Let us imagine a regular customer of yours is closing his bar when he realises he has got no milk left for the morning after. It is 10 p.m., too late to call the customer service or the Sales rep who usually follows him, so what can he do? A chatbot integrated in B2B e-commerce would quickly solve the problem, providing full satisfaction to both the customer and your company.
In 1950 Alan Turing published an article entitled “Computing Machinery and Intelligence”, in which he proposed a criterion (nowadays defined as Turing Test), able to determine whether a machine was (hypothetically!) able to think or not. In order to satisfy this criterion, a software must pretend to be a human being in a real-time conversation, so that its interlocutor cannot understand, judging by the conversation content, whether he is interacting with a program or a human being.

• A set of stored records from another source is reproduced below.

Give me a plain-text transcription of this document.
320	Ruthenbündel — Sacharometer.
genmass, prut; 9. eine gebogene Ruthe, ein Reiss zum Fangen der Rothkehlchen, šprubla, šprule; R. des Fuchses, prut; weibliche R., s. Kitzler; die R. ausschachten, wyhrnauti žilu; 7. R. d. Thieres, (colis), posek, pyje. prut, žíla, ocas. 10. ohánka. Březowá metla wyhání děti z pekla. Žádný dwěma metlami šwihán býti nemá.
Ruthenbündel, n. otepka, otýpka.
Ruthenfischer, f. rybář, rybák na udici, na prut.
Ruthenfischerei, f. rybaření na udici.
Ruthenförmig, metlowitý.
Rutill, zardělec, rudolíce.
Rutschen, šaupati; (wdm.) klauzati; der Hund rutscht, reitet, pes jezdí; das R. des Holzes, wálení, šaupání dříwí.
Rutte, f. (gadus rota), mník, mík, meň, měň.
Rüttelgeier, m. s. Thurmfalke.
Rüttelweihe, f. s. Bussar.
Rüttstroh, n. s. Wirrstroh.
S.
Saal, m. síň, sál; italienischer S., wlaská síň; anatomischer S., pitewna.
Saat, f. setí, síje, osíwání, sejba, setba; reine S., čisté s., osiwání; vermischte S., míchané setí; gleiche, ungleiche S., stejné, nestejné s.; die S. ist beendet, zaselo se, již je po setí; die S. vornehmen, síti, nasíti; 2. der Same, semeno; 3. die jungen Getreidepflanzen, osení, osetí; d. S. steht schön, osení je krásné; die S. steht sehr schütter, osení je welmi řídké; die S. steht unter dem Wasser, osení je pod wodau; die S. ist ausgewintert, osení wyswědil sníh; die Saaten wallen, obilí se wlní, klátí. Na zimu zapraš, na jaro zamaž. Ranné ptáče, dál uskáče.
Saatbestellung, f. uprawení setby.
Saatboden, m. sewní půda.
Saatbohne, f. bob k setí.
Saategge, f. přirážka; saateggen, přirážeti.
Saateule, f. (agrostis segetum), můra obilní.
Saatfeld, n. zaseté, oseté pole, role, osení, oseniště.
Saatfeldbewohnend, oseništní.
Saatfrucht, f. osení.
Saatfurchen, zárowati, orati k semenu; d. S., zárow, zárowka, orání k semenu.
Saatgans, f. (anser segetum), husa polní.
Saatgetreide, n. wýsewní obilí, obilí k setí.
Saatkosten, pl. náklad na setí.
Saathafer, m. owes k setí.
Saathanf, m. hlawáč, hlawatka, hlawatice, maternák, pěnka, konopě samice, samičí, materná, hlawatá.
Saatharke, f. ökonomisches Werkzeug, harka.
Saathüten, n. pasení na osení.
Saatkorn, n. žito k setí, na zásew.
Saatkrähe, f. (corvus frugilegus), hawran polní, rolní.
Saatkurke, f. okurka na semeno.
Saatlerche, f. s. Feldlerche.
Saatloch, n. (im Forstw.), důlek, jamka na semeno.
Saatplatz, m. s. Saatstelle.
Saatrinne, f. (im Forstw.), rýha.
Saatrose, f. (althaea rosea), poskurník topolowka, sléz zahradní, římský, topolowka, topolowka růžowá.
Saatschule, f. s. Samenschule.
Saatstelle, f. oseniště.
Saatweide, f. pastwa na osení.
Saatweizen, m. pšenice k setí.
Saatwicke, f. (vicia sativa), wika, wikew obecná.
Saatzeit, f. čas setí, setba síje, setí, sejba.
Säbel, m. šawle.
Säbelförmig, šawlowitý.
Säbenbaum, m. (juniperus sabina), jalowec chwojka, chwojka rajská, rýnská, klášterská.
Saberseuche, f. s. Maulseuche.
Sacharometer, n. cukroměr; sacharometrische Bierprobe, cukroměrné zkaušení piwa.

A chatbot or conversational interface is therefore a software which dialogues with users by means of natural language; interaction can take place by text or voice. Different to ordinary chats, a chatbot does not require human presence, is always active, 24 hrs a day, 7 days a week, can simultaneously manage several conversations and can adapt itself to the user it is interacting with, by getting to know his purchase habits and much more, thus providing the right answer at the right time.
According to the Grand View Research 2018 report, the use of chatbots will significantly grow, as it will allow companies to substantially reduce operating costs. Besides, innovations in artificial intelligence and automatic learning technologies will further improve chatbot features towards an increasingly more “humanised” service.